Ressaisis-toi au plus vite. Je t’enfouis dans l’herbe,
espérant te donner une chance de te sauver ;
je sais qu’un temps lointain exista où nous étions proches,
qu’après ce seuil premier nos routes se sont éloignées.
Aujourd’hui de belle manière nous sommes ensemble
dans le vœu de vivre, planétairement partagé.

 

Aître

Gelée blanche sur l’herbe après le radoucissement :

la promesse n’est trahie que pour l’excès de confiance,

raccourci divinatoire ne menant nulle part.

Cette courbe du chemin qui questionne le silence,

les piquets d’acacia toujours tendus de barbelés

autour du vide où peut-être reverdit l’espérance,

ne nous font découvrir nulle suite à ce qui s’écrit.

Ce matin c’est de gris bleu que les maisons s’emmitouflent ;

l’écharpe des fumées, paradoxale, refroidit.

On distingue ici ou là dans le ciel des taches sales.

La source de lumière normale semble estompée.

Les arbres en sont plus sombres, les bâtiments plus clairs.

L’inconfort refroidit le regard comme l’épiderme.

L’éblouissement, contre toute attente, vient du bas,

ce tulle grisâtre, de rares éclaircies le nacrent.

C’est si épais qu’on ne voit plus les nuages passer,

leur mouvement ou le nôtre devenus invisibles

comme s’ils n’étaient plus nuages, et ne passaient plus.

J’ai pourtant le sentiment d’un surcroît de transparence.

Tenus à part depuis nos anciens Grecs, vivants et morts

me paraissent plus proches que jamais dans ces parages.

Tant de signaux contraires viennent ici se croiser.

Reste l’étoupe du ciel partout, sous la ligne rose.

 

A un platane atteint du chancre coloré

A Lor Zevan

Il est nous. Dire nos attaches serait fastidieux
et soustrairait beaucoup à la profondeur de la terre,
changerait notre quotidien en jalons vers l’enfer,
avant-coureurs, ce jour d’encore plus noirs cataclysmes.

Le graphisme des branches dénudées contre le ciel,
mouvants hiéroglyphes selon l’inclinaison des souffles,
nous livre et nous destine les plis dont il est porteur
pour le cœur des artistes loin de toute tour d’ivoire.

De lierre et de platanes spécialiste je ne suis
et maintiens péniblement ma recherche chaotique
du détail réputé sans valeur, éclairant le tout,
trait d’union effectif mais caché, d’encre sympathique.

L’unité en apparence perdue, à retrouver,
qui jamais de sa réalité ne peut être sûre,
que certains prétendent illusoire à réaliser
ne dépasse guère parfois le stade de son image.
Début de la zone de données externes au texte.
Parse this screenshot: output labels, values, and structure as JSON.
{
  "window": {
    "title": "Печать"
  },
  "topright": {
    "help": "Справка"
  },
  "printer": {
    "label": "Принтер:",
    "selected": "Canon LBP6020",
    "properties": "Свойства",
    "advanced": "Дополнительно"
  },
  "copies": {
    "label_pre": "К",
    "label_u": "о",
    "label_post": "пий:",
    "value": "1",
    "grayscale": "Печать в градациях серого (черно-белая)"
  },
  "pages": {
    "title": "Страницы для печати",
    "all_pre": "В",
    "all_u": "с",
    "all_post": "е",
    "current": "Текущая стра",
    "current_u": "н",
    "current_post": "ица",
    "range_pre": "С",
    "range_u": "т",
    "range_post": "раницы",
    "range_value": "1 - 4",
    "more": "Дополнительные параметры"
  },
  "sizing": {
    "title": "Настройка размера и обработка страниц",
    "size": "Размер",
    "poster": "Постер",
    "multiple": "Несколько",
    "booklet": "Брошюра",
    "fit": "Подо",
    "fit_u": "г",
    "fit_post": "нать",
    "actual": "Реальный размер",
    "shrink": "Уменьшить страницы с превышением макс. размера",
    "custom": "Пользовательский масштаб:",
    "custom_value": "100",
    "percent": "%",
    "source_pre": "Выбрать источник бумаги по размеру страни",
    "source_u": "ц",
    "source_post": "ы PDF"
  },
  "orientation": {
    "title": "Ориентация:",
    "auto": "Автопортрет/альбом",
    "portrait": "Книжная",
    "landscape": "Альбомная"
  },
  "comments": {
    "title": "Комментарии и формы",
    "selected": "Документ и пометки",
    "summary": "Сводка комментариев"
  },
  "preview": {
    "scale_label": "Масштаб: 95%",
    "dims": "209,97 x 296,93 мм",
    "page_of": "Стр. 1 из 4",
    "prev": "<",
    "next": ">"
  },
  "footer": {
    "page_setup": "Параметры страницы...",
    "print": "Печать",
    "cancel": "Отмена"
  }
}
Pourtant, qui pourrait douter qu’elle soit notre horizon,
notre lampe de Diogène, la feuille de route
sans jamais oublier qu’il en va de notre tonus
d’attachés viscéraux que nous sommes à la vivance ?

 

Ce qui change

Au jardin d’agrément encagé parmi nos immeubles

le vent léger marsouine entre un mur bas et des buissons.

Son souffle suffit à leur soutirer de longues plaintes,

et à coiffer leurs cimes d’un semblant de frisotis ;

ils seront tout l’hiver livrés à eux-mêmes, sans taille,

attendant qu’au printemps leur soit refaite une beauté.

Sur les bancs dès que le froid est de retour, plus personne

pour tiédir un peu la pierre ou le métal ajouré

en étirant une conversation où pêle-mêle

se succèdent rires, récits, regrets en litanie.

Au ciel les vols d’oiseaux sédentaires se sont faits rares.

Quant aux hommes, au terme d’une courte migration,

à table près d’un foyer de chaleur non naturelle

ils attendent, en arrêt, quelque signe de beau temps.

Plus secrètement certes mais comme nous vulnérable

à l’absence de sève dans les rayons du soleil,

l’ami quadrupède du foyer, prince du silence

qui se contente de ce qu’on est prêt à lui donner.

 

Bise

Les allées de cyprès peignent les cheveux du vent,

la route-torrent roule ses phares en cascade,

rampes et parapets rappellent leurs chiens errants

de sifflements couvrant le passage des moteurs,

chant du monde comme d’autres quelquefois le furent,

appel et rejet de notre in théos à la fois,

soulèvement et extinction, accroche ou rebut

de notre élan voué à devenir supplique,

dans l’instant l’issue aperçue va se dérober.

En ce lieu comme ailleurs il peut faire solitude

quand la pensée tournoie parmi les feuilles dernières,

lorsqu’en hâte les troupeaux de la pluie, par la Sorgue

courent sans fin vers les pâturages de la mer.